Abstract

As the country with the highest carbon emissions, the main focus of China has become carbon reduction. At present, the governance of carbon reduction is mainly based on the division of administrative regions, which leads to the governance inefficiency and high costs because of spatial spillover and regional mobility of carbon emissions. The need for collaborative governance to promote carbon reduction performance has been recognized. However, because of differences in both costs and benefits between developed and less developed regions, a clear cost and benefit allocation mechanism must be established first. Fairness is very important when all members are to actively participate in collaborative carbon emission reduction efforts. In this paper, one of the regions renowned for collaborative governance—the Yangtze River Delta region—is used as example, and a cost-benefit allocation mechanism is constructed that incorporates members’ fairness concerns.

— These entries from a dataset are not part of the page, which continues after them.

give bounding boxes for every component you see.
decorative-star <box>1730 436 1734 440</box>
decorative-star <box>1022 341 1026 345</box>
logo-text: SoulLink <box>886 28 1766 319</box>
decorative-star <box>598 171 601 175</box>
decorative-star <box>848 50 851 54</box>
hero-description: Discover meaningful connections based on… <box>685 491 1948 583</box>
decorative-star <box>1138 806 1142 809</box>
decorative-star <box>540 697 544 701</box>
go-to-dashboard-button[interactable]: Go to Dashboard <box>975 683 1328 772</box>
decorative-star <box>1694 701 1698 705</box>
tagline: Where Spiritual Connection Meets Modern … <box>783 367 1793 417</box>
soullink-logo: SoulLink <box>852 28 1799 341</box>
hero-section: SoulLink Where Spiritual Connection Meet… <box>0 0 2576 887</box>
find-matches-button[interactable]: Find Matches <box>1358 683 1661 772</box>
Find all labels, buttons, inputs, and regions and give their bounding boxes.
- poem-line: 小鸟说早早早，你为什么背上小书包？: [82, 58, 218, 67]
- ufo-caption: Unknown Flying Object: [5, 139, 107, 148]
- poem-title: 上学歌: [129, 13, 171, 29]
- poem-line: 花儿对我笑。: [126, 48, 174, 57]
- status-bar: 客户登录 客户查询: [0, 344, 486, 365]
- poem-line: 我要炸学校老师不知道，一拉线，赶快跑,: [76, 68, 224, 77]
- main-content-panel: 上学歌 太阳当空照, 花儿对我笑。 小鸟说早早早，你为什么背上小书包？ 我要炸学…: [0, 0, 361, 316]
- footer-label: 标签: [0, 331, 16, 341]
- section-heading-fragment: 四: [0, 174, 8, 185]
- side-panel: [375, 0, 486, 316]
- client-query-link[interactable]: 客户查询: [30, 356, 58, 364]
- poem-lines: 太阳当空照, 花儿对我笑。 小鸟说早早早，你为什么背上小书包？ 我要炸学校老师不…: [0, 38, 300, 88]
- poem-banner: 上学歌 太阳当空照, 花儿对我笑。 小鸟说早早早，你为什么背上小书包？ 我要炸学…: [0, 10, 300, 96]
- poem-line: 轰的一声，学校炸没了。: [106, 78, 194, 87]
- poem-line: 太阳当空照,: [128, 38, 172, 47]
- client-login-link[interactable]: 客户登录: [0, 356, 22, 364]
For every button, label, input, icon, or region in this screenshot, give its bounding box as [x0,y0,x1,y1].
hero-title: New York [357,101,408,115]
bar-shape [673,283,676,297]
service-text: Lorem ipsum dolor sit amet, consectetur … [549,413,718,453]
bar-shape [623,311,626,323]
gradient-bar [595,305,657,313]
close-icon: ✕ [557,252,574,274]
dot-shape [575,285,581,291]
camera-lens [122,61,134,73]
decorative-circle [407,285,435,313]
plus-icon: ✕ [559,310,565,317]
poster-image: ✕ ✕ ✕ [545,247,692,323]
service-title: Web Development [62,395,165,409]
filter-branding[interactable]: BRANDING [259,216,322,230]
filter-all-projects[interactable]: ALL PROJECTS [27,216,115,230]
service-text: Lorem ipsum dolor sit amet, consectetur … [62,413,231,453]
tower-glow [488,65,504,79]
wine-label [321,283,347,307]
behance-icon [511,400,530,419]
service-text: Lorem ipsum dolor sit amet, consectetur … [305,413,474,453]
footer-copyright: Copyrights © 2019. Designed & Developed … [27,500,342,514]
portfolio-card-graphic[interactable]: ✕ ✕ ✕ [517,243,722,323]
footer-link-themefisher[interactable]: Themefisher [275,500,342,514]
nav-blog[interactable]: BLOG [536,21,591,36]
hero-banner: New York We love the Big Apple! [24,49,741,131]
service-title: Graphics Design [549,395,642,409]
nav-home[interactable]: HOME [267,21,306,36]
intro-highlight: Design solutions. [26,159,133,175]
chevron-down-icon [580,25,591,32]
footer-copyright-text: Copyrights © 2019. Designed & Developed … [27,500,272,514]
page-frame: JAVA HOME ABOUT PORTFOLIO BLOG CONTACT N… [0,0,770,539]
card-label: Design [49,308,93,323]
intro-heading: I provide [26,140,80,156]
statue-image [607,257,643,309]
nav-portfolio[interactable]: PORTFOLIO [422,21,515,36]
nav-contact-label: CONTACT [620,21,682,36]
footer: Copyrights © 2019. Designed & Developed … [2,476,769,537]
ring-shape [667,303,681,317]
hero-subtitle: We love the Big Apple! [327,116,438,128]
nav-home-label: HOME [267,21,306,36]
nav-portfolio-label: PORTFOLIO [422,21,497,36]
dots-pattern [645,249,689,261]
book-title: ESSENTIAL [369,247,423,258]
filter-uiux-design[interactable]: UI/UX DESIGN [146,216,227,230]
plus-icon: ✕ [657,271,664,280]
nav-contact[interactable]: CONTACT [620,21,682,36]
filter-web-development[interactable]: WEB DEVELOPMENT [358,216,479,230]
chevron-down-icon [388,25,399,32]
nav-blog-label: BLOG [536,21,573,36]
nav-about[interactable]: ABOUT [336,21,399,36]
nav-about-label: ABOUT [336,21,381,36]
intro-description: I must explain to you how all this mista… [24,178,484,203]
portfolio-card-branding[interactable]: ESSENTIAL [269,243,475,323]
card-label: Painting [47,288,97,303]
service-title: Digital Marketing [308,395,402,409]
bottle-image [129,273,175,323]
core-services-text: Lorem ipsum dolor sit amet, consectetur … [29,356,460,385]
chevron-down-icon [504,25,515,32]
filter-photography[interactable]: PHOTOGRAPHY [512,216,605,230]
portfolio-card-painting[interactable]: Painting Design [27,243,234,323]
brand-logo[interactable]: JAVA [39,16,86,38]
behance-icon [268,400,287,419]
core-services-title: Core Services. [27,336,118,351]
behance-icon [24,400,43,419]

The carbon emission efficiency, carbon reduction efforts, and total carbon emission amount are compared under two scenarios: a cost-sharing scenario and a centralized decision-making scenario. The results indicate that, compared with the centralized decision-making scenario, the cost-sharing scenario achieved greater regional carbon reduction efforts, a higher carbon emission efficiency, and more total emissions. Furthermore, under the cost-sharing scenario, in less developed regions, fairness concerns increase carbon emission efficiency and total carbon emissions. The fairness concern in developed regions reduces the profit proportion, while the fairness concern in less developed region increases the profit proportion. The impact of fairness concern on carbon reduction is stronger in developed regions.